Sağlıkta yıkımı durduralım!

Sağlık alanı, sermaye sınıfının iştahını kabartan ve uzun vadede daha da karlı olacak gözüyle baktığı bir sektöre dönüşmüştür. Sağlıkta yıkım programının uygulama biçimleri sermaye sınıfının konuya uzun vadeli yaklaştığını göstermektedir. Bu program adım adım uygulamaya konulmuş ve böylelikle de kitlelerden gelecek tepkilerin önü alınmaya çalışılmıştır.

Oysa Sağlıkta Dönüşüm Programı bir bütün olarak işçi ve emekçilerin hayatını tehdit etmektedir. Şimdiye kadarki haliyle bile ‘bu program ölüm getirir!’ belirlemesinin doğruluğu açığa çıkmışken, kapıda bekleyen saldırılarla gelecekte işçi ve emekçileri vahim bir akıbetin beklediği açıktır.

Bu yıkım programının durdurulması için sağlık hizmetini alan ya da veren bütün emekçilerin birleşik mücadelesi şarttır. Parasız, nitelikli, eşit ve kolay ulaşılabilir sağlık hakkı için örgütlü mücadeleyi yükseltmek, yaşam hakkımıza yönelik bu sadırlara dur demek zorundayız.

 

 

 

 

Sağlıkta yıkım kadın işçileri de vuruyor

1 Ekim 2008’de yürürlüğe giren SSGSS (Sosyal Sigortalar ve Genel Sağlık Sigortası) yasası kadın işçilerin çalışma ve yaşam koşulları açısından da olumsuz sonuçlar yarattı. Birçok hakla birlikte, kadınlar için pozitif ayrımcılık anlamına gelen bazı haklar da tırpanladı.

Yasayla birlikte tüm çalışanlar için emeklilik yaşı 65’e çıkarılırken, prim gün sayısı 9 bin güne yükseltildi. Emekli aylıkları ise %23-%33 oranında düşürüldü. Yasa öncesinde 6 ay olan emzirme yardımı %83 oranında düşürülerek bir defaya mahsus olarak verilmeye başlandı. Dul kadınların da durumlarını ağırlaştıran düzenlemeler yapıldı. Eşinin ölümü durumunda, onun askerlik süresini borçlanarak emeklilik süresini tamamlatma hakkı kaldırıldı, dul eşin almaya hak kazandığı aylık yüzde 50’ye düşürüldü.
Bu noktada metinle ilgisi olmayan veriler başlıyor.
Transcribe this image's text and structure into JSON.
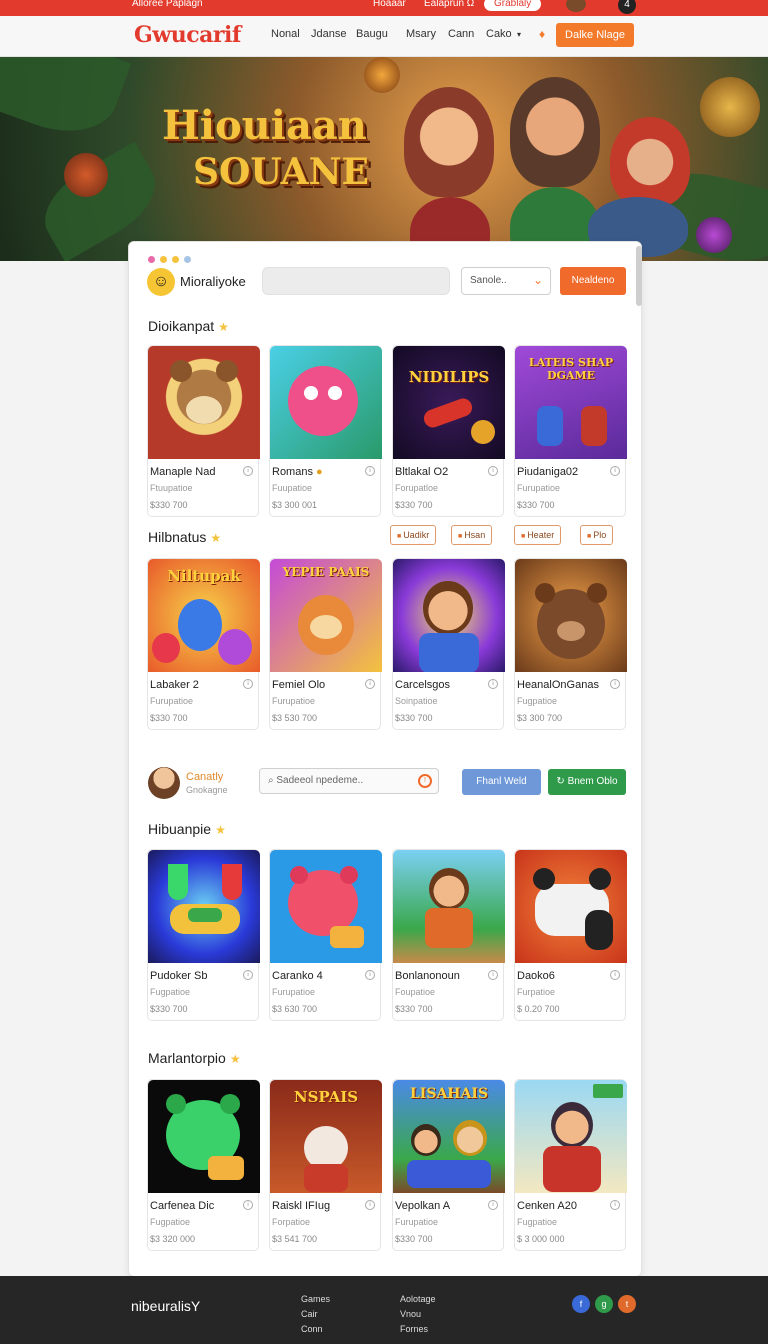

Bir başka uygulama ise, çocukların 18 yaşından sonra anne-babanın sigortasından yararlanamaması ve 25 yaşından büyük evlenmemiş kadınların sağlık sigortasından yararlanma hakkının kaldırılması oldu. Yasayla evlenmemiş kadınlar ailenin kazancına göre sağlık primi ödemeye mecbur bırakıldı.

Geçtiğimiz Mayıs ayında yasada yapılan değişiklikle, hiçbir sosyal güvencesi olmayan kadınların hamilelik dönemi boyunca ücretsiz olan muayene olma hakkı da gasbedildi.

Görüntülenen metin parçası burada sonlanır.